A meeting between Bill Gates and Boston researchers four years ago has led to the development of a multi-dose capsule that, researchers said, could solve one of medicine’s more vexing problems: delivering oral drugs over an extended period of time with one dose.

The new device has so far only been tested on pigs, not humans, but results published Wednesday in Science Translational Medicine could pave the way for human trials next year.

“There’s a reason nobody’s ever been able to do this before,” said Dr. Andrew Bellinger, cofounder of Lyndra, a health care company that licensed the capsule technology from the Massachusetts Institute of Technology and Brigham and Women’s Hospital, where he is a practicing cardiologist. “It was pretty challenging.”

The capsule, once swallowed, expands into a star-shaped form that prevents it from passing into the small intestine, but allows other food to pass. It releases medicine over the course of days, then, after releasing the final dose, breaks apart and passes through the digestive tract without being absorbed.

The capsule represents the latest effort to solve a major flaw in drug delivery: Because the human stomach clears its contents multiple times daily, pill takers must dose themselves frequently.

Extended-release pills on the market today can reduce the frequency of doses, but they still pass through the stomach as quickly as other contents do. For dosage over days or weeks, drug makers currently turn to non-oral formulations of drugs, for instance in patches or under-skin implants.

Meanwhile, fewer than half the world’s patients who are under treatment for chronic illnesses take their medicine as prescribed. In some cases, it’s because of pure forgetfulness or neglect, researchers said, while in other cases people are reluctant to take their medication because of the stigma of their illness, or they simply don’t wish to be reminded about their health issues.

Whatever the reason, so-called medication non-adherence carries a huge cost in both human and financial terms, resulting in unnecessary disease progression and hospitalizations, as well as preventable deaths from uncontrolled disease.

Dr. C. Giovanni Traverso, a gastroenterologist at Brigham and Women’s, said the idea started after he was introduced by MIT engineer Bob Langer to Bill Gates, who asked about drug delivery issues. Subsequent discussions with Gates Foundation staff, Traverso said, led to a challenge: devise an oral capsule that could, by itself, deliver a full course of treatment.

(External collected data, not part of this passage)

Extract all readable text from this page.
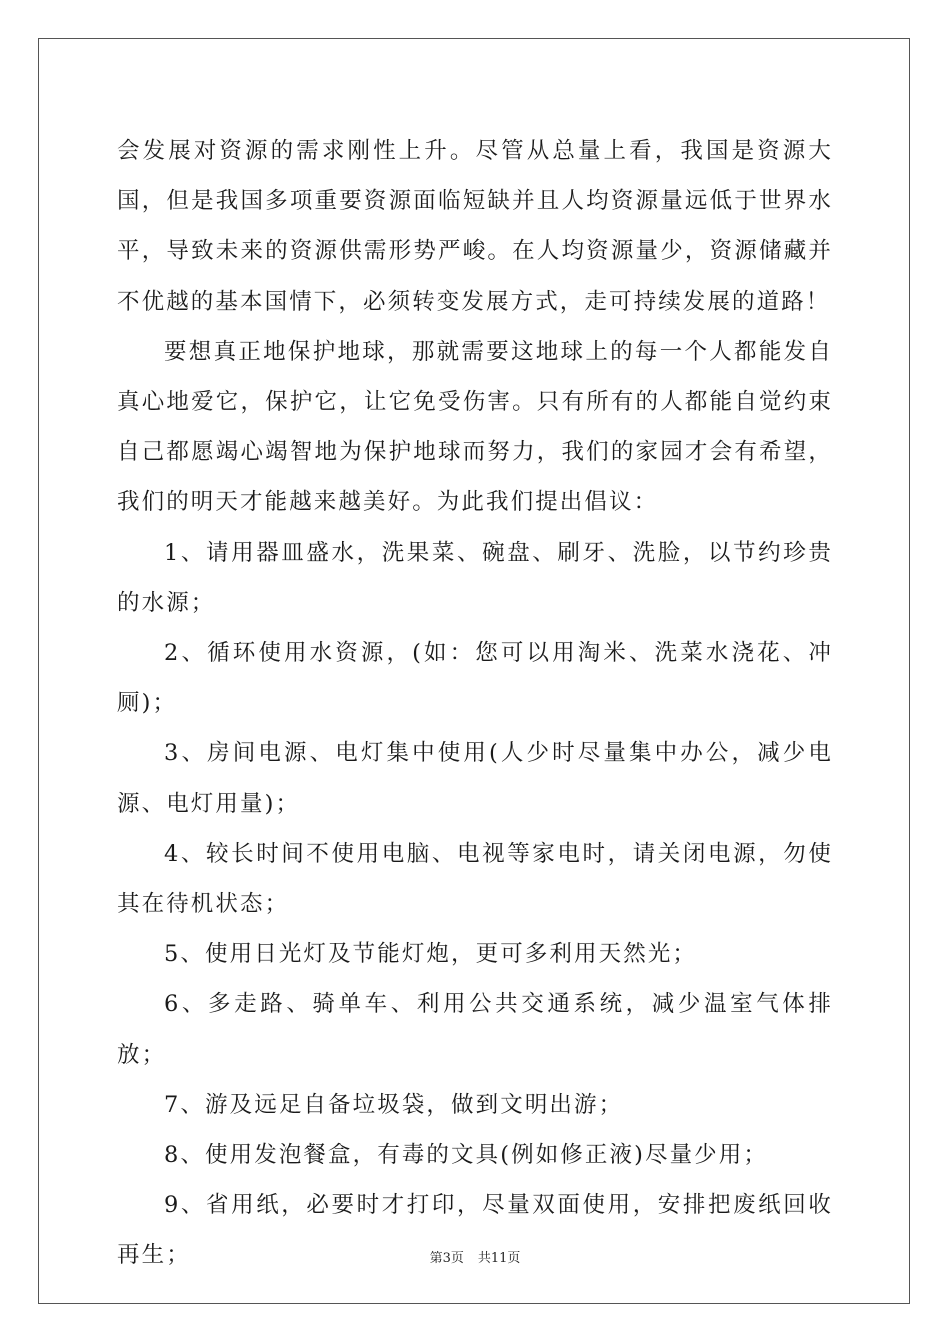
会发展对资源的需求刚性上升。尽管从总量上看，我国是资源大国，但是我国多项重要资源面临短缺并且人均资源量远低于世界水平，导致未来的资源供需形势严峻。在人均资源量少，资源储藏并不优越的基本国情下，必须转变发展方式，走可持续发展的道路！

要想真正地保护地球，那就需要这地球上的每一个人都能发自真心地爱它，保护它，让它免受伤害。只有所有的人都能自觉约束自己都愿竭心竭智地为保护地球而努力，我们的家园才会有希望，我们的明天才能越来越美好。为此我们提出倡议：

1、请用器皿盛水，洗果菜、碗盘、刷牙、洗脸，以节约珍贵的水源；

2、循环使用水资源，(如：您可以用淘米、洗菜水浇花、冲厕)；

3、房间电源、电灯集中使用(人少时尽量集中办公，减少电源、电灯用量)；

4、较长时间不使用电脑、电视等家电时，请关闭电源，勿使其在待机状态；

5、使用日光灯及节能灯炮，更可多利用天然光；

6、多走路、骑单车、利用公共交通系统，减少温室气体排放；

7、游及远足自备垃圾袋，做到文明出游；

8、使用发泡餐盒，有毒的文具(例如修正液)尽量少用；

9、省用纸，必要时才打印，尽量双面使用，安排把废纸回收再生；	第3页 共11页
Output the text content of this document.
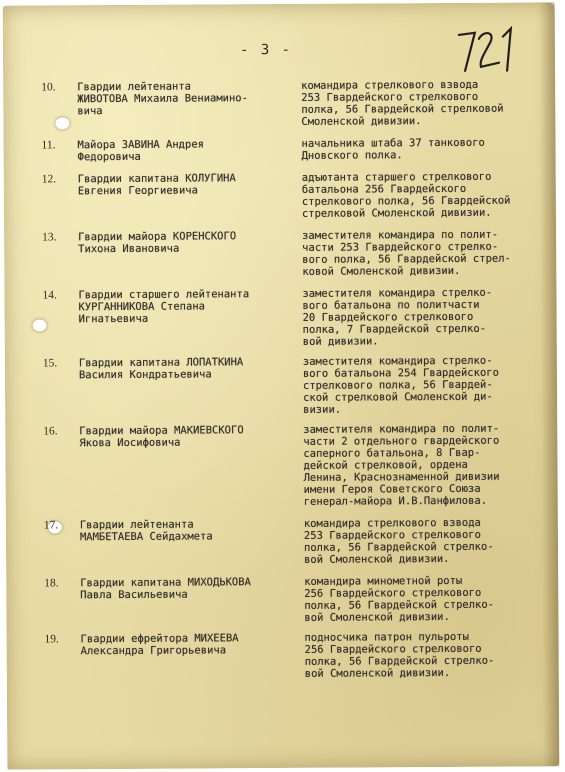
- 3 -
10. Гвардии лейтенанта
ЖИВОТОВА Михаила Вениамино-
вича
командира стрелкового взвода
253 Гвардейского стрелкового
полка, 56 Гвардейской стрелковой
Смоленской дивизии.
11. Майора ЗАВИНА Андрея
Федоровича
начальника штаба 37 танкового
Дновского полка.
12. Гвардии капитана КОЛУГИНА
Евгения Георгиевича
адъютанта старшего стрелкового
батальона 256 Гвардейского
стрелкового полка, 56 Гвардейской
стрелковой Смоленской дивизии.
13. Гвардии майора КОРЕНСКОГО
Тихона Ивановича
заместителя командира по полит-
части 253 Гвардейского стрелко-
вого полка, 56 Гвардейской стрел-
ковой Смоленской дивизии.
14. Гвардии старшего лейтенанта
КУРГАННИКОВА Степана
Игнатьевича
заместителя командира стрелко-
вого батальона по политчасти
20 Гвардейского стрелкового
полка, 7 Гвардейской стрелко-
вой дивизии.
15. Гвардии капитана ЛОПАТКИНА
Василия Кондратьевича
заместителя командира стрелко-
вого батальона 254 Гвардейского
стрелкового полка, 56 Гвардей-
ской стрелковой Смоленской ди-
визии.
16. Гвардии майора МАКИЕВСКОГО
Якова Иосифовича
заместителя командира по полит-
части 2 отдельного гвардейского
саперного батальона, 8 Гвар-
дейской стрелковой, ордена
Ленина, Краснознаменной дивизии
имени Героя Советского Союза
генерал-майора И.В.Панфилова.
17. Гвардии лейтенанта
МАМБЕТАЕВА Сейдахмета
командира стрелкового взвода
253 Гвардейского стрелкового
полка, 56 Гвардейской стрелко-
вой Смоленской дивизии.
18. Гвардии капитана МИХОДЬКОВА
Павла Васильевича
командира минометной роты
256 Гвардейского стрелкового
полка, 56 Гвардейской стрелко-
вой Смоленской дивизии.
19. Гвардии ефрейтора МИХЕЕВА
Александра Григорьевича
подносчика патрон пульроты
256 Гвардейского стрелкового
полка, 56 Гвардейской стрелко-
вой Смоленской дивизии.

The Gates Foundation partly funded the research, and suggested the researchers focus initially on anti-malaria drugs, which are a central focus of the foundation. Traverso and Bellinger’s team designed the expanding capsule to deliver the anti-parasitic drug ivermectin, and tested it in Yorkshire pigs of between 77 pounds and 110 pounds, whose gastric anatomy is similar to that of humans. The researchers found that the capsule delivered sustained doses of the drug for up to 10 days.

In its current form, the capsule is best suited for drugs with “daily doses of less than 20 to 50” milligrams, researchers said, because of structural limits of the materials used in the design. Whatever the dosage sizes, Bellinger and Traverso said the delivery device could improve treatment for a range of medical problems where non-adherence is common, including hypertension, diabetes, neurological disorders, and opioid use disorder, among others.

Lyndra plans to seek FDA approval to test the capsule in humans, but that will bring some challenges — and perhaps more animal testing first. Pigs move food from their stomachs more slowly than humans, so the researchers suggested testing in animals with faster gastrointestinal “transit times,” and who, like humans, also experience strong stomach compressions.

It is also unclear whether medications like ivermectin may be rendered less effective by protracted time in the stomach, even inside the protection of the capsule.